Translation AI though has provable behavior cases though: round tripping.
An ideal translation is one which round-trips to the same content, which at least implies a consistency of representation.
No such example or even test as far as I know exists for any of the summary or search AIs since they expressly lose data in processing (I suppose you could construct multiple texts with the same meanings and see if they summarize equivalently - but it's certainly far harder to prove anything).
Getting byte exact text isn't the point though: even if it's different, I as the original writer can still look at roundtripped text and evaluate that it has the same meaning.
It's not a lossy process, and N round-trips should not lose any net meaning either.
This isn't a possible test with many other applications.

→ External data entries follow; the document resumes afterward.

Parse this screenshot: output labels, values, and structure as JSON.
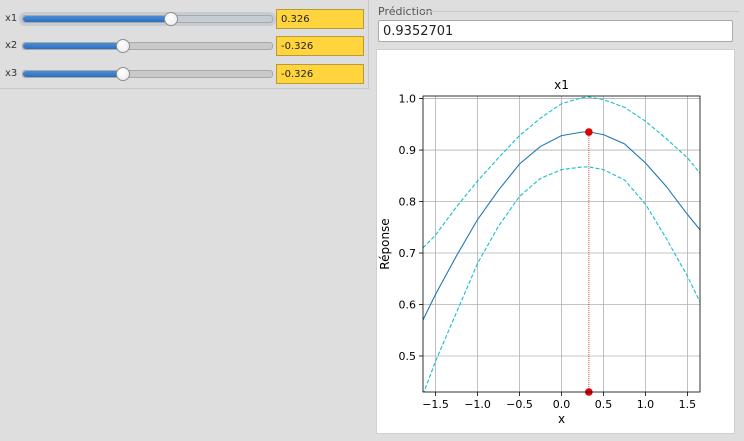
{
  "controls": [
    {
      "label": "x1",
      "value": "0.326",
      "fraction": 0.593,
      "focused": true
    },
    {
      "label": "x2",
      "value": "-0.326",
      "fraction": 0.403,
      "focused": false
    },
    {
      "label": "x3",
      "value": "-0.326",
      "fraction": 0.403,
      "focused": false
    }
  ],
  "prediction": {
    "group_title": "Prédiction",
    "value": "0.9352701"
  },
  "chart_data": {
    "type": "line",
    "title": "x1",
    "xlabel": "x",
    "ylabel": "Réponse",
    "xlim": [
      -1.65,
      1.65
    ],
    "ylim": [
      0.43,
      1.005
    ],
    "xticks": [
      -1.5,
      -1.0,
      -0.5,
      0.0,
      0.5,
      1.0,
      1.5
    ],
    "xtick_labels": [
      "−1.5",
      "−1.0",
      "−0.5",
      "0.0",
      "0.5",
      "1.0",
      "1.5"
    ],
    "yticks": [
      0.5,
      0.6,
      0.7,
      0.8,
      0.9,
      1.0
    ],
    "ytick_labels": [
      "0.5",
      "0.6",
      "0.7",
      "0.8",
      "0.9",
      "1.0"
    ],
    "grid": true,
    "x": [
      -1.65,
      -1.5,
      -1.25,
      -1.0,
      -0.75,
      -0.5,
      -0.25,
      0.0,
      0.25,
      0.33,
      0.5,
      0.75,
      1.0,
      1.25,
      1.5,
      1.65
    ],
    "series": [
      {
        "style": "solid",
        "color": "#1f77b4",
        "values": [
          0.57,
          0.62,
          0.695,
          0.765,
          0.822,
          0.873,
          0.907,
          0.928,
          0.935,
          0.935,
          0.93,
          0.912,
          0.875,
          0.829,
          0.775,
          0.745
        ]
      },
      {
        "style": "dashed",
        "color": "#17becf",
        "values": [
          0.71,
          0.735,
          0.79,
          0.84,
          0.885,
          0.928,
          0.962,
          0.99,
          1.002,
          1.003,
          0.998,
          0.983,
          0.956,
          0.922,
          0.885,
          0.855
        ]
      },
      {
        "style": "dashed",
        "color": "#17becf",
        "values": [
          0.425,
          0.49,
          0.585,
          0.68,
          0.752,
          0.81,
          0.845,
          0.862,
          0.867,
          0.867,
          0.862,
          0.842,
          0.795,
          0.728,
          0.655,
          0.605
        ]
      }
    ],
    "marker": {
      "x": 0.326,
      "y": 0.935,
      "color": "#e00000"
    },
    "vline": {
      "x": 0.326,
      "color": "#cc0000"
    }
  }
}
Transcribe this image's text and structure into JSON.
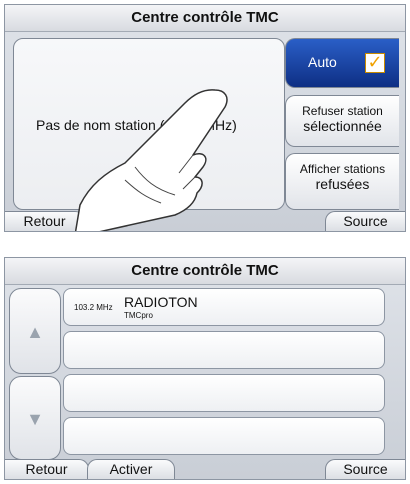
{
  "screen1": {
    "title": "Centre contrôle TMC",
    "station_text": "Pas de nom station (103.5 MHz)",
    "auto_button": {
      "label": "Auto",
      "checked": true
    },
    "reject_button": {
      "line1": "Refuser station",
      "line2": "sélectionnée"
    },
    "show_rejected_button": {
      "line1": "Afficher stations",
      "line2": "refusées"
    },
    "back_label": "Retour",
    "source_label": "Source"
  },
  "screen2": {
    "title": "Centre contrôle TMC",
    "stations": [
      {
        "freq": "103.2 MHz",
        "name": "RADIOTON",
        "sub": "TMCpro"
      },
      {
        "freq": "",
        "name": "",
        "sub": ""
      },
      {
        "freq": "",
        "name": "",
        "sub": ""
      },
      {
        "freq": "",
        "name": "",
        "sub": ""
      }
    ],
    "up_arrow": "▲",
    "down_arrow": "▼",
    "back_label": "Retour",
    "activate_label": "Activer",
    "source_label": "Source"
  },
  "colors": {
    "accent": "#1c47a8",
    "checkmark": "#f0a100"
  }
}
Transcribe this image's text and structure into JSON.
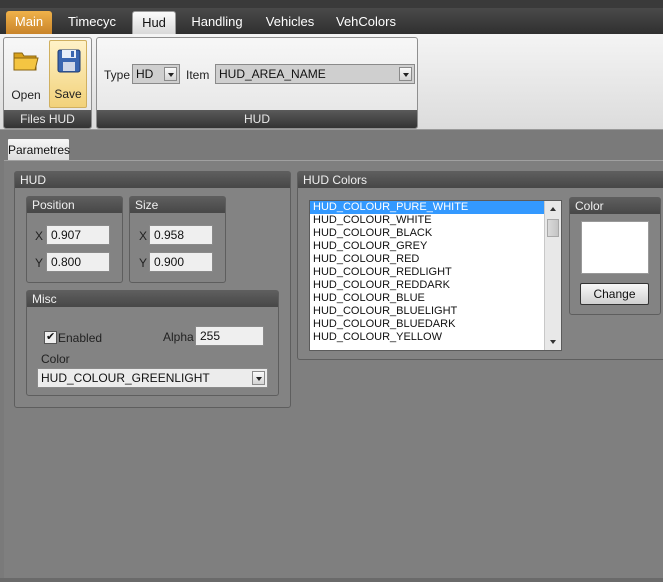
{
  "tabs": [
    {
      "label": "Main",
      "state": "main"
    },
    {
      "label": "Timecyc",
      "state": "normal"
    },
    {
      "label": "Hud",
      "state": "active"
    },
    {
      "label": "Handling",
      "state": "normal"
    },
    {
      "label": "Vehicles",
      "state": "normal"
    },
    {
      "label": "VehColors",
      "state": "normal"
    }
  ],
  "ribbon": {
    "files_group": {
      "caption": "Files HUD",
      "open_label": "Open",
      "save_label": "Save",
      "open_icon": "folder-icon",
      "save_icon": "floppy-disk-icon"
    },
    "hud_group": {
      "caption": "HUD",
      "type_label": "Type",
      "type_value": "HD",
      "item_label": "Item",
      "item_value": "HUD_AREA_NAME"
    }
  },
  "subtab": {
    "label": "Parametres"
  },
  "hud_panel": {
    "title": "HUD",
    "position": {
      "title": "Position",
      "x_label": "X",
      "x_value": "0.907",
      "y_label": "Y",
      "y_value": "0.800"
    },
    "size": {
      "title": "Size",
      "x_label": "X",
      "x_value": "0.958",
      "y_label": "Y",
      "y_value": "0.900"
    },
    "misc": {
      "title": "Misc",
      "enabled_label": "Enabled",
      "enabled": true,
      "alpha_label": "Alpha",
      "alpha_value": "255",
      "color_label": "Color",
      "color_value": "HUD_COLOUR_GREENLIGHT"
    }
  },
  "hud_colors": {
    "title": "HUD Colors",
    "items": [
      "HUD_COLOUR_PURE_WHITE",
      "HUD_COLOUR_WHITE",
      "HUD_COLOUR_BLACK",
      "HUD_COLOUR_GREY",
      "HUD_COLOUR_RED",
      "HUD_COLOUR_REDLIGHT",
      "HUD_COLOUR_REDDARK",
      "HUD_COLOUR_BLUE",
      "HUD_COLOUR_BLUELIGHT",
      "HUD_COLOUR_BLUEDARK",
      "HUD_COLOUR_YELLOW"
    ],
    "selected_index": 0
  },
  "color_box": {
    "title": "Color",
    "swatch_color": "#ffffff",
    "change_label": "Change"
  },
  "colors": {
    "selection": "#3399ff",
    "main_tab": "#e09a38"
  }
}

English to Japanese loses plurals, Japanese to English loses most honoriffics and might need to invent a subject (adding information that shouldn't be there and might be wrong). Different languages also just plain have more words than others with their own nuances, and a round trip translation wouldn't be able to tell which word to choose for the original without a additional context.
Translation is lossy. Good translation minimizes it without sounding awkward, but that doesn't mean some detail wasn't lost.
How about a different edge case. It's easier to round trip successfully if your translation uses loan words. It can guarantee that it translates back to the same word. This metric would prefer using loan words even if they are not common in practice and would be awkward to use.
An ideal translation is one which round-trips to the same content, which at least implies a consistency of representation.
No such example or even test as far as I know exists for any of the summary or search AIs since they expressly lose data in processing (I suppose you could construct multiple texts with the same meanings and see if they summarize equivalently - but it's certainly far harder to prove anything).